Russell Beatriz, Bhattacharyya Saumitri, Keirsey Jeremy, Sandy April, Grierson Patrick, Perchiniak Erin, Kavecansky Juraj, Acharya Samir, Groden Joanna
Department of Molecular Virology, Immunology and Medical Genetics, The Ohio State University College of Medicine, Columbus, Ohio 45229, USA.

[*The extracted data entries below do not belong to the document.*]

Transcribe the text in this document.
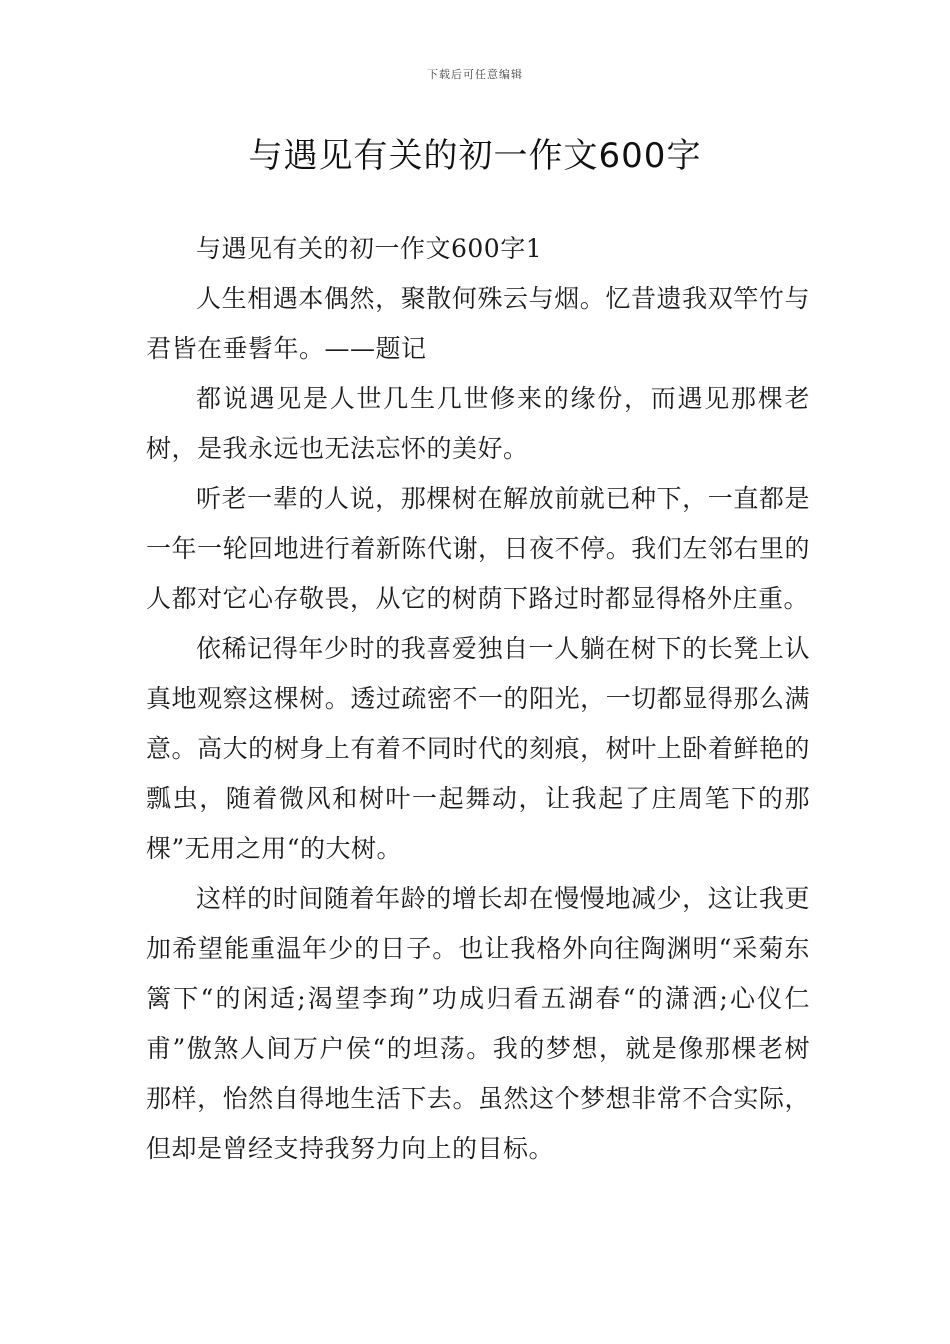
下载后可任意编辑
与遇见有关的初一作文600字

与遇见有关的初一作文600字1

人生相遇本偶然，聚散何殊云与烟。忆昔遗我双竿竹与君皆在垂髫年。——题记

都说遇见是人世几生几世修来的缘份，而遇见那棵老树，是我永远也无法忘怀的美好。

听老一辈的人说，那棵树在解放前就已种下，一直都是一年一轮回地进行着新陈代谢，日夜不停。我们左邻右里的人都对它心存敬畏，从它的树荫下路过时都显得格外庄重。

依稀记得年少时的我喜爱独自一人躺在树下的长凳上认真地观察这棵树。透过疏密不一的阳光，一切都显得那么满意。高大的树身上有着不同时代的刻痕，树叶上卧着鲜艳的瓢虫，随着微风和树叶一起舞动，让我起了庄周笔下的那棵”无用之用“的大树。

这样的时间随着年龄的增长却在慢慢地减少，这让我更加希望能重温年少的日子。也让我格外向往陶渊明“采菊东篱下“的闲适;渴望李珣”功成归看五湖春“的潇洒;心仪仁甫”傲煞人间万户侯“的坦荡。我的梦想，就是像那棵老树那样，怡然自得地生活下去。虽然这个梦想非常不合实际，但却是曾经支持我努力向上的目标。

Cancer Res. 2011 Jan 15;71(2):561-71. doi: 10.1158/0008-5472.CAN-10-1727. Epub 2011 Jan 11.
Cells deficient in the recQ-like helicase BLM are characterized by chromosome changes that suggest the disruption of normal mechanisms needed to resolve recombination intermediates and to maintain chromosome stability. Human BLM and topoisomerase IIα interact directly via amino acids 489-587 of BLM and colocalize predominantly in late G2 and M phases of the cell cycle. Deletion of this region does not affect the inherent in vitro helicase activity of BLM but inhibits the topoisomerase IIα-dependent enhancement of its activity, based on the analysis of specific DNA substrates that represent some recombination intermediates. Deletion of the interaction domain from BLM fails to correct the elevated chromosome breakage of transfected BLM-deficient cells. Our results demonstrate that the BLM-topoisomerase IIα interaction is important for preventing chromosome breakage and elucidate a DNA repair mechanism that is critical to maintain chromosome stability in cells and to prevent tumor formation.
缺乏类recQ解旋酶BLM的细胞具有染色体变化的特征,这些变化表明正常机制受到破坏,而这些机制是解决重组中间体和维持染色体稳定性所必需的。人BLM与拓扑异构酶IIα通过BLM的489 - 587位氨基酸直接相互作用,并主要在细胞周期的G2晚期和M期共定位。基于对代表一些重组中间体的特定DNA底物的分析,该区域的缺失不影响BLM固有的体外解旋酶活性,但会抑制拓扑异构酶IIα对其活性的依赖性增强。从BLM中删除相互作用结构域未能纠正转染的BLM缺陷细胞中升高的染色体断裂。我们的结果表明,BLM - 拓扑异构酶IIα相互作用对于防止染色体断裂很重要,并阐明了一种DNA修复机制,该机制对于维持细胞中的染色体稳定性和预防肿瘤形成至关重要。